Après cette grande nouvelle, quelle nouvelle vous apprendre, sinon celle-ci peut-être plus merveilleuse encore? Ce soir, au Théâtre-Français, Arbogaste, de M. Viennet. Il ne reste plus qu'à tirer l'échelle.

- Le roman que vient de publier Mme Louise Colet sous le titre de la Jeunesse de Mirabeau se distingue tout à la fois par une exécution habile et par la vérité soutenue des portraits. C'est une mine féconde et trop peu exploitée que l'étude des existences les plus grandes par l'action ou la pensée, contemplées dans les parties romanesques qui n'y manquent jamais, dans la fougue de la jeunesse, dans les triomphes de la maturité ou les mornes abattemens du déclin. Il y a là plus d'un filon précieux, plus d'une riche veine, d'où jailliraient, entre des mains patientes, l'or et le diamant. Ce genre d'étude, où la critique et l'imagination peuvent se confondre, conviendrait d'ailleurs particulièrement à notre époque, portée presque invinciblement à révéler son génie critique même dans les œuvres où ne devraient intervenir que le sentiment ou la fantaisie. Le sujet choisi par Mme Colet ne manque pas, on le voit, indépendamment de l'intérêt sérieux qu'éveille le nom du héros, d'une certaine opportunité, qui s'explique par nos tendances littéraires. C'est un pas heureux fait dans une route où nos romanciers et nos poètes s'essaient trop rarement, et où s'offriraient à bien des inspirations inquiètes ou épuisées des ressources de renouvellement ignorées et des trésors inattendus.

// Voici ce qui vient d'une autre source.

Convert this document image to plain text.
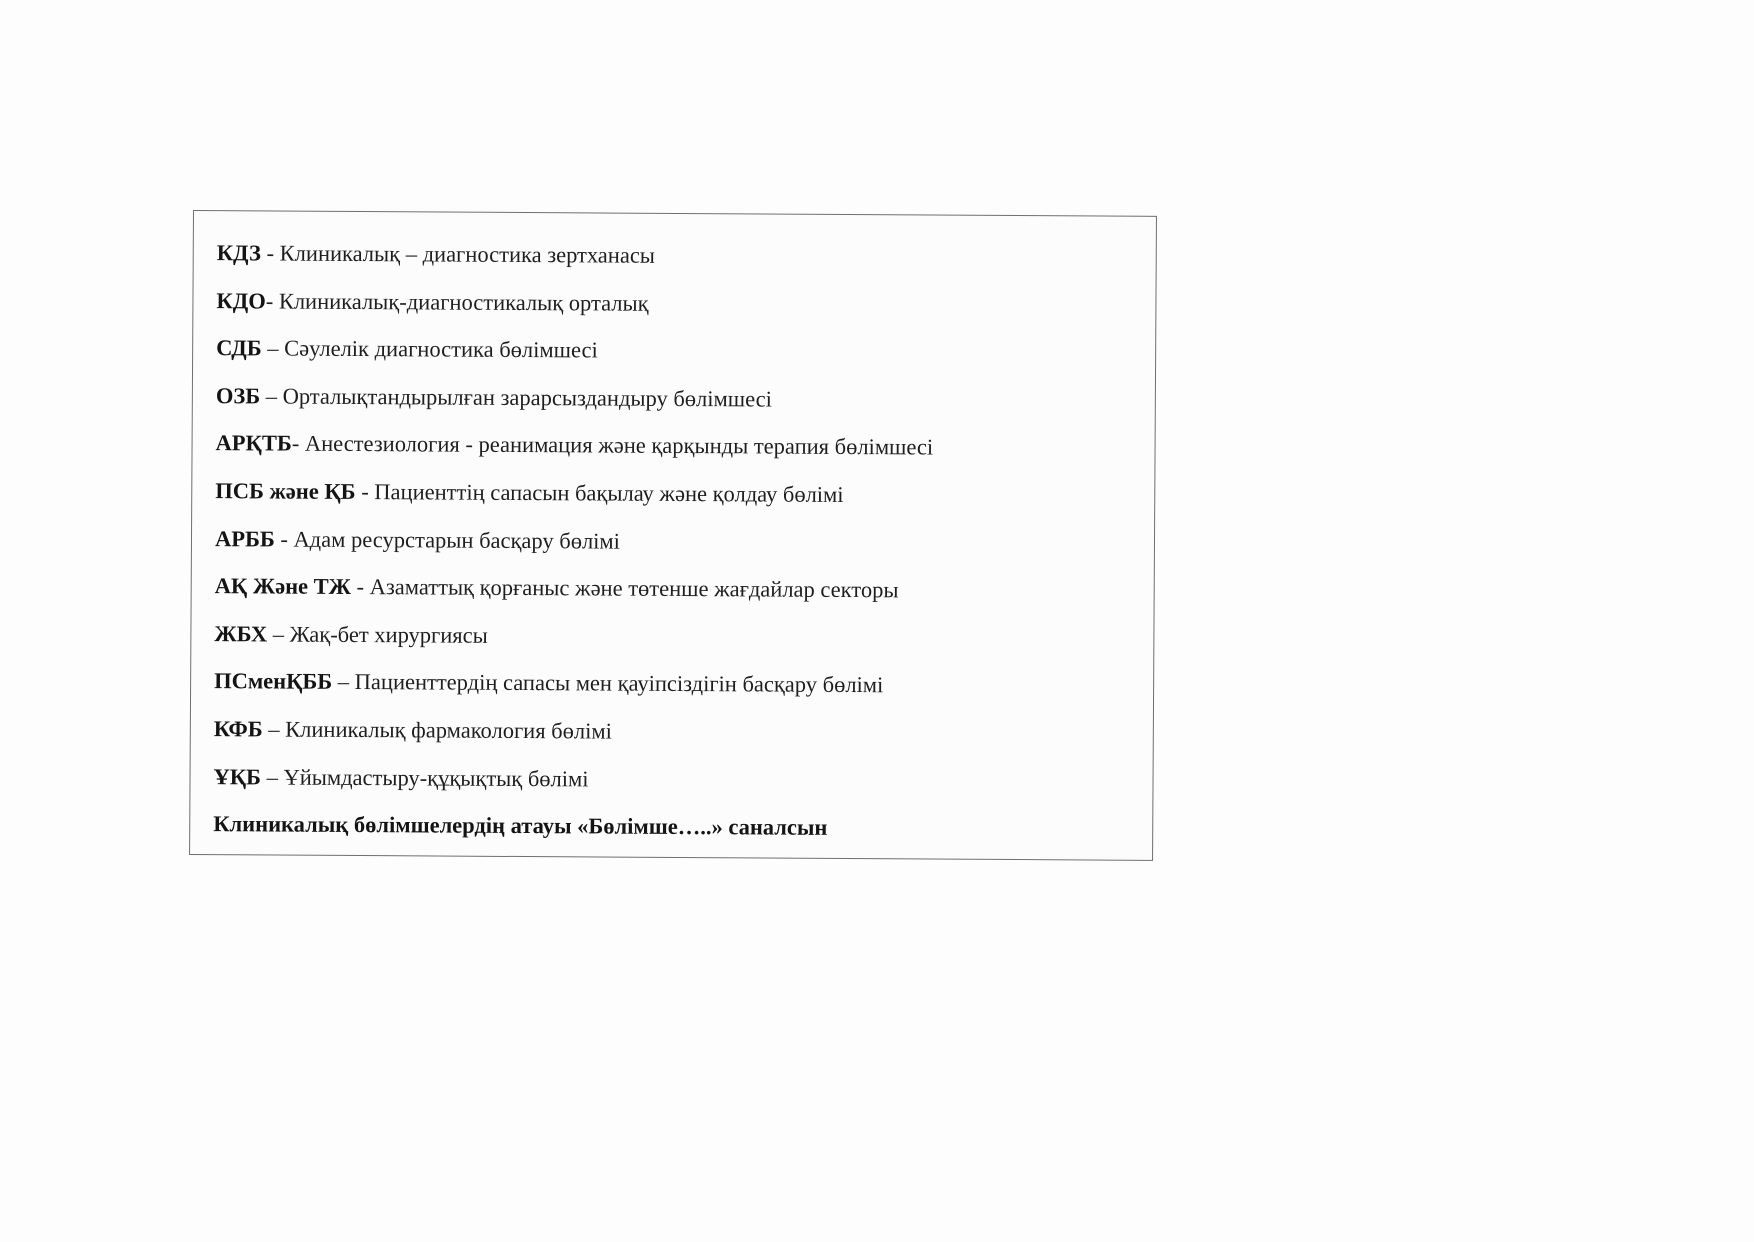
КДЗ - Клиникалық – диагностика зертханасы
КДО- Клиникалық-диагностикалық орталық
СДБ – Сәулелік диагностика бөлімшесі
ОЗБ – Орталықтандырылған зарарсыздандыру бөлімшесі
АРҚТБ- Анестезиология - реанимация және қарқынды терапия бөлімшесі
ПСБ және ҚБ - Пациенттің сапасын бақылау және қолдау бөлімі
АРББ - Адам ресурстарын басқару бөлімі
АҚ Және ТЖ - Азаматтық қорғаныс және төтенше жағдайлар секторы
ЖБХ – Жақ-бет хирургиясы
ПСменҚББ – Пациенттердің сапасы мен қауіпсіздігін басқару бөлімі
КФБ – Клиникалық фармакология бөлімі
ҰҚБ – Ұйымдастыру-құқықтық бөлімі
Клиникалық бөлімшелердің атауы «Бөлімше…..» саналсын
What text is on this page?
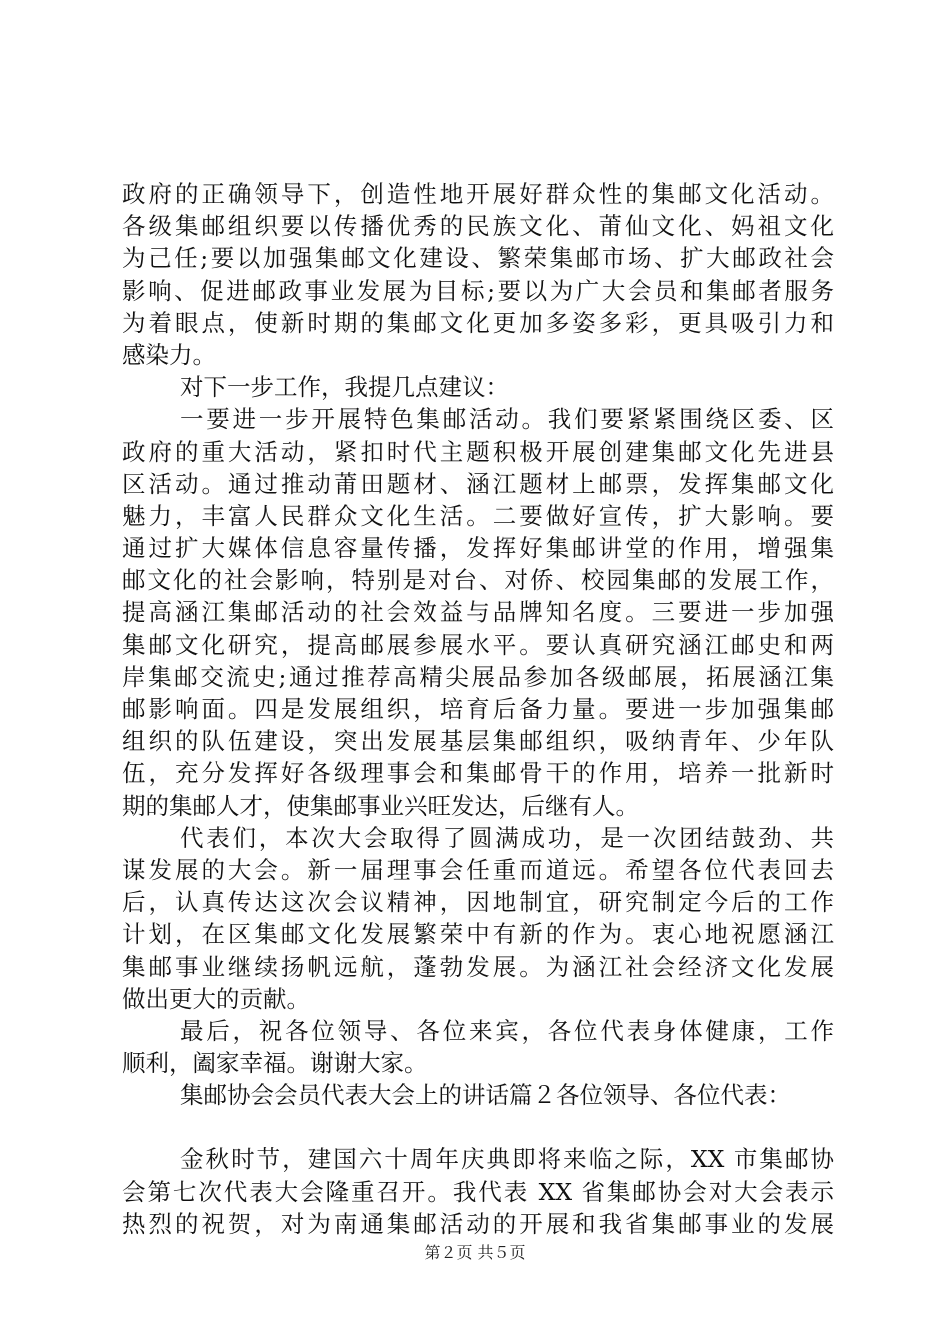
政府的正确领导下，创造性地开展好群众性的集邮文化活动。
各级集邮组织要以传播优秀的民族文化、莆仙文化、妈祖文化
为己任;要以加强集邮文化建设、繁荣集邮市场、扩大邮政社会
影响、促进邮政事业发展为目标;要以为广大会员和集邮者服务
为着眼点，使新时期的集邮文化更加多姿多彩，更具吸引力和
感染力。
对下一步工作，我提几点建议：
一要进一步开展特色集邮活动。我们要紧紧围绕区委、区
政府的重大活动，紧扣时代主题积极开展创建集邮文化先进县
区活动。通过推动莆田题材、涵江题材上邮票，发挥集邮文化
魅力，丰富人民群众文化生活。二要做好宣传，扩大影响。要
通过扩大媒体信息容量传播，发挥好集邮讲堂的作用，增强集
邮文化的社会影响，特别是对台、对侨、校园集邮的发展工作，
提高涵江集邮活动的社会效益与品牌知名度。三要进一步加强
集邮文化研究，提高邮展参展水平。要认真研究涵江邮史和两
岸集邮交流史;通过推荐高精尖展品参加各级邮展，拓展涵江集
邮影响面。四是发展组织，培育后备力量。要进一步加强集邮
组织的队伍建设，突出发展基层集邮组织，吸纳青年、少年队
伍，充分发挥好各级理事会和集邮骨干的作用，培养一批新时
期的集邮人才，使集邮事业兴旺发达，后继有人。
代表们，本次大会取得了圆满成功，是一次团结鼓劲、共
谋发展的大会。新一届理事会任重而道远。希望各位代表回去
后，认真传达这次会议精神，因地制宜，研究制定今后的工作
计划，在区集邮文化发展繁荣中有新的作为。衷心地祝愿涵江
集邮事业继续扬帆远航，蓬勃发展。为涵江社会经济文化发展
做出更大的贡献。
最后，祝各位领导、各位来宾，各位代表身体健康，工作
顺利，阖家幸福。谢谢大家。
集邮协会会员代表大会上的讲话篇２各位领导、各位代表：
金秋时节，建国六十周年庆典即将来临之际，XX 市集邮协
会第七次代表大会隆重召开。我代表 XX 省集邮协会对大会表示
热烈的祝贺，对为南通集邮活动的开展和我省集邮事业的发展
第２页 共５页
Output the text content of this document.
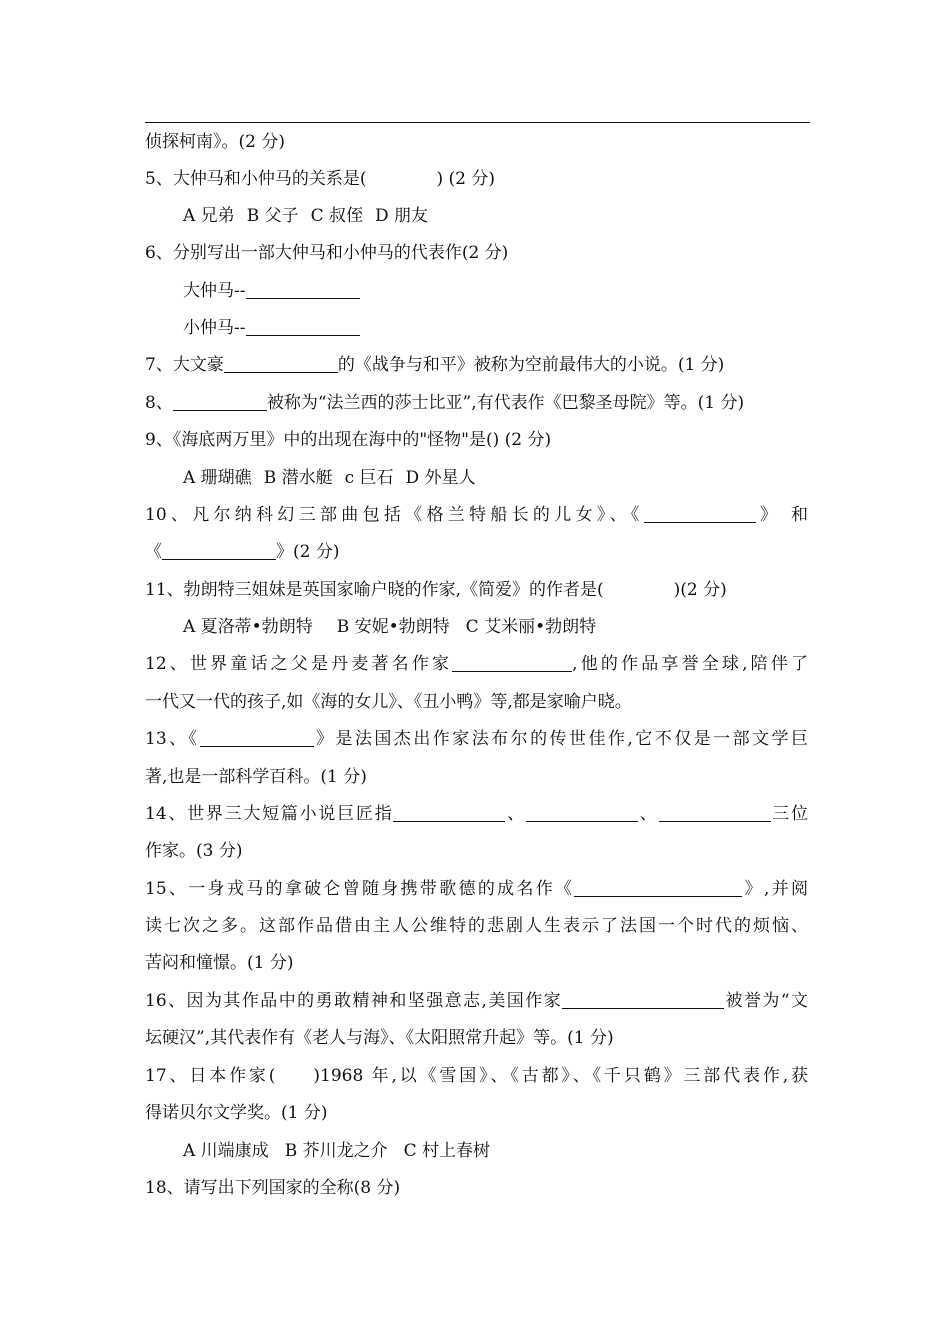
侦探柯南》。(2 分)
5、大仲马和小仲马的关系是(	) (2 分)
A 兄弟 B 父子 C 叔侄 D 朋友
6、分别写出一部大仲马和小仲马的代表作(2 分)
大仲马--
小仲马--
7、大文豪	的《战争与和平》被称为空前最伟大的小说。(1 分)
8、	被称为“法兰西的莎士比亚”,有代表作《巴黎圣母院》等。(1 分)
9、《海底两万里》中的出现在海中的"怪物"是() (2 分)
A 珊瑚礁 B 潜水艇 c 巨石 D 外星人
10、凡尔纳科幻三部曲包括《格兰特船长的儿女》、《	》 和
《	》(2 分)
11、勃朗特三姐妹是英国家喻户晓的作家,《简爱》的作者是(	)(2 分)
A 夏洛蒂•勃朗特 B 安妮•勃朗特 C 艾米丽•勃朗特
12、世界童话之父是丹麦著名作家	,他的作品享誉全球,陪伴了
一代又一代的孩子,如《海的女儿》、《丑小鸭》等,都是家喻户晓。
13、《	》是法国杰出作家法布尔的传世佳作,它不仅是一部文学巨
著,也是一部科学百科。(1 分)
14、世界三大短篇小说巨匠指	、	、	三位
作家。(3 分)
15、一身戎马的拿破仑曾随身携带歌德的成名作《	》,并阅
读七次之多。这部作品借由主人公维特的悲剧人生表示了法国一个时代的烦恼、
苦闷和憧憬。(1 分)
16、因为其作品中的勇敢精神和坚强意志,美国作家	被誉为“文
坛硬汉”,其代表作有《老人与海》、《太阳照常升起》等。(1 分)
17、日本作家( )1968 年,以《雪国》、《古都》、《千只鹤》三部代表作,获
得诺贝尔文学奖。(1 分)
A 川端康成 B 芥川龙之介 C 村上春树
18、请写出下列国家的全称(8 分)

Mme Colet a suivi la donnée historique avec une fidélité complète. Le nom de roman que nous avons donné à son livre ne peut se justifier que par le soin particulier qui a présidé à la disposition des faits et la forme du récit plus pittoresque et plus vive qu'il ne convient à l'histoire. Assurément, ce respect des faits, cette sobriété dans les ornemens ajoutés à la trame riche et sombre à la fois de la réalité, révèlent chez l'auteur un goût sévère. Pourtant, il y avait un écueil à prévoir. L'écrivain devait craindre de tomber dans la froideur et la sécheresse, ou bien de passer d'un genre à l'autre et de s'égarer en pleine histoire. La ligne à suivre était étroite, et il fallait quelque effort pour s'y tenir. Mme Colet a su heureusement éviter cet écueil. Il y a, dans les figures qu'elle met en scène et qu'elle trace d'après l'histoire, le relief, la vie nécessaire pour que le lecteur subisse l'illusion romanesque dans toute sa plénitude. Le but que se proposait l'auteur est donc atteint; les exigences de l'histoire et celles du roman sont parfaitement conciliées.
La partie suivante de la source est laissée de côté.